All equations include an intercept and dichotomous indicators for each state in the sample minus one. t-statistics are presented in paratheses.
MLPA, minimum legal purchase age.
Table 2Generalized Linear Regression Model Predicting Intensity of E-Cigarette Use
Note: Boldface indicates statistical significance (*p<0.10, **p<0.05, and ***p<0.01).
All equations include an intercept and dichotomous indicators for each state in the sample minus one. t-statistics are presented in paratheses.
MLPA, minimum legal purchase age.
Because the analytical methods were nonlinear, the estimated parameters do not provide effect magnitude.
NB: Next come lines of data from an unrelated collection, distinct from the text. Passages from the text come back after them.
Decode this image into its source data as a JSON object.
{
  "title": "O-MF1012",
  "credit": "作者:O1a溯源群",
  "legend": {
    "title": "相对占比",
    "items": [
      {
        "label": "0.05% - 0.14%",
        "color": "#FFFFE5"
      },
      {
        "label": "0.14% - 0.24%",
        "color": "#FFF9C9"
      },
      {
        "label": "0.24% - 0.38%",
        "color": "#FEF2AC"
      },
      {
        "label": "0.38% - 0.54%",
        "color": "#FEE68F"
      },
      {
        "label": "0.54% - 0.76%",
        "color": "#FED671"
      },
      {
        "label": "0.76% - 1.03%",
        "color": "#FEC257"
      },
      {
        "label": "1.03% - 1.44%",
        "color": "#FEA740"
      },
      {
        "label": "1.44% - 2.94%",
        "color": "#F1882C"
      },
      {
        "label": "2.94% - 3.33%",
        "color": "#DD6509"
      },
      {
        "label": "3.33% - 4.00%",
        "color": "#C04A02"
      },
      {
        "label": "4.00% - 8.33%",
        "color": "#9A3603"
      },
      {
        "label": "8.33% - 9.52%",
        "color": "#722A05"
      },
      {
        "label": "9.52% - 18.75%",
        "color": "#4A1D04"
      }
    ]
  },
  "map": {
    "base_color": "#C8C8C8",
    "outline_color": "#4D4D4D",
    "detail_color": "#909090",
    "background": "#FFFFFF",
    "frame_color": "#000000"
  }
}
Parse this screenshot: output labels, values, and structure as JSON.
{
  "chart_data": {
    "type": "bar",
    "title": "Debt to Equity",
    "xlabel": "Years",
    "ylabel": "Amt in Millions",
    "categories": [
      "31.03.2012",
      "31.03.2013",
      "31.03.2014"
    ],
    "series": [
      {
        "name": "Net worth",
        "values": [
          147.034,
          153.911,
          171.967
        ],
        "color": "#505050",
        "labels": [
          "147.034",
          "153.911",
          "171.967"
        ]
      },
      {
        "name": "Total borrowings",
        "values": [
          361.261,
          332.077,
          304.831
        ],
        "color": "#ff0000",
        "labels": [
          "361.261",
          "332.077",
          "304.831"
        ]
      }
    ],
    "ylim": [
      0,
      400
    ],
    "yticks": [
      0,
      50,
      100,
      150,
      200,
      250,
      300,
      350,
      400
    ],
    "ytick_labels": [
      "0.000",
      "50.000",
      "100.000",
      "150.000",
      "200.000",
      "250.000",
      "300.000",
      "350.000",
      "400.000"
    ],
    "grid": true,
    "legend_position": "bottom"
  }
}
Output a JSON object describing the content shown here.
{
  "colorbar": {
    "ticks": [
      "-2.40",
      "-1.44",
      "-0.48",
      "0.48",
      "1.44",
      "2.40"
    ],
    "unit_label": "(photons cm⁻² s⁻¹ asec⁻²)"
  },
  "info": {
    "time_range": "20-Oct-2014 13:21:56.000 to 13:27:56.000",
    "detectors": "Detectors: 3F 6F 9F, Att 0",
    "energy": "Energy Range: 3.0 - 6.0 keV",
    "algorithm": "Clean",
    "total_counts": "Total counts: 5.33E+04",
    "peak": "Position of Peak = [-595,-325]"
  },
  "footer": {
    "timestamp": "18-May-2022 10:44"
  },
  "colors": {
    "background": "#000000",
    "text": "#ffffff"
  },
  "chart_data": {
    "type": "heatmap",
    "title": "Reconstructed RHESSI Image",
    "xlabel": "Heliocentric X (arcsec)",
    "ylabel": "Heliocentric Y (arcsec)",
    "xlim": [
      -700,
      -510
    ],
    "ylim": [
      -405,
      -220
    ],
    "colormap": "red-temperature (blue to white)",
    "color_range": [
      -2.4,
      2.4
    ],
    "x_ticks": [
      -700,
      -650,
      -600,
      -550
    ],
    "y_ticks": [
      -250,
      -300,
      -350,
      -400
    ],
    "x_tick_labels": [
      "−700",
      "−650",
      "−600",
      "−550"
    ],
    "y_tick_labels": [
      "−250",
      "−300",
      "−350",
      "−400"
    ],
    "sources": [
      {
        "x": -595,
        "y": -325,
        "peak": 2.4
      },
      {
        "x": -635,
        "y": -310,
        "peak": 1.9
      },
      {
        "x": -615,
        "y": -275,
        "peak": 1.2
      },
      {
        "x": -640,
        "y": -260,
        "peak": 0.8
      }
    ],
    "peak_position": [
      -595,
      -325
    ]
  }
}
Therefore, tax and price elasticities of demand—a measure of price sensitivity—are in
Table 3.
Table 4 uses the estimates from the 2-part demand models to simulate past 30-day e-cigarette use and intensity rates under alternative assumptions where both tax and prices were to increase by $0.50 and $1.00 per milliliter of e-liquid.
Table 3Tax and Price Elasticities of Demand
Table 4Simulations of Past 30-Day E-Cigarette Use and Intensity of Use Given $0.50 and $1.00 Increases in Tax and Price of E-Cigarette Products
Notably, traditional cigarette taxes are not included as determinants of e-cigarette demand in the models. In diagnosis models (not shown), the inclusion of traditional cigarette taxes, state-fixed effects,and year-fixed effects explained 94% of all within-state variation in e-cigarette taxes. Moreover, e-cigarette taxes, state-fixed effects, and year-fixed effects were regressed on state and federal traditional cigarette taxes (not shown). Variation in traditional cigarette taxes was fully explained (98%) by e-cigarette taxes, state-fixed effects, and year-fixed effects, indicating that there was not enough independent variation in traditional cigarette taxes after controlling for e-cigarette taxes. Finally, we regressed models (not shown) with no state-fixed effects, which yielded negative and significant effects of e-cigarette taxes on e-cigarette prevalence but insignificant effects of traditional cigarette taxes. These diagnosis models confirmed that the exclusion of traditional cigarette tax results in more robust models.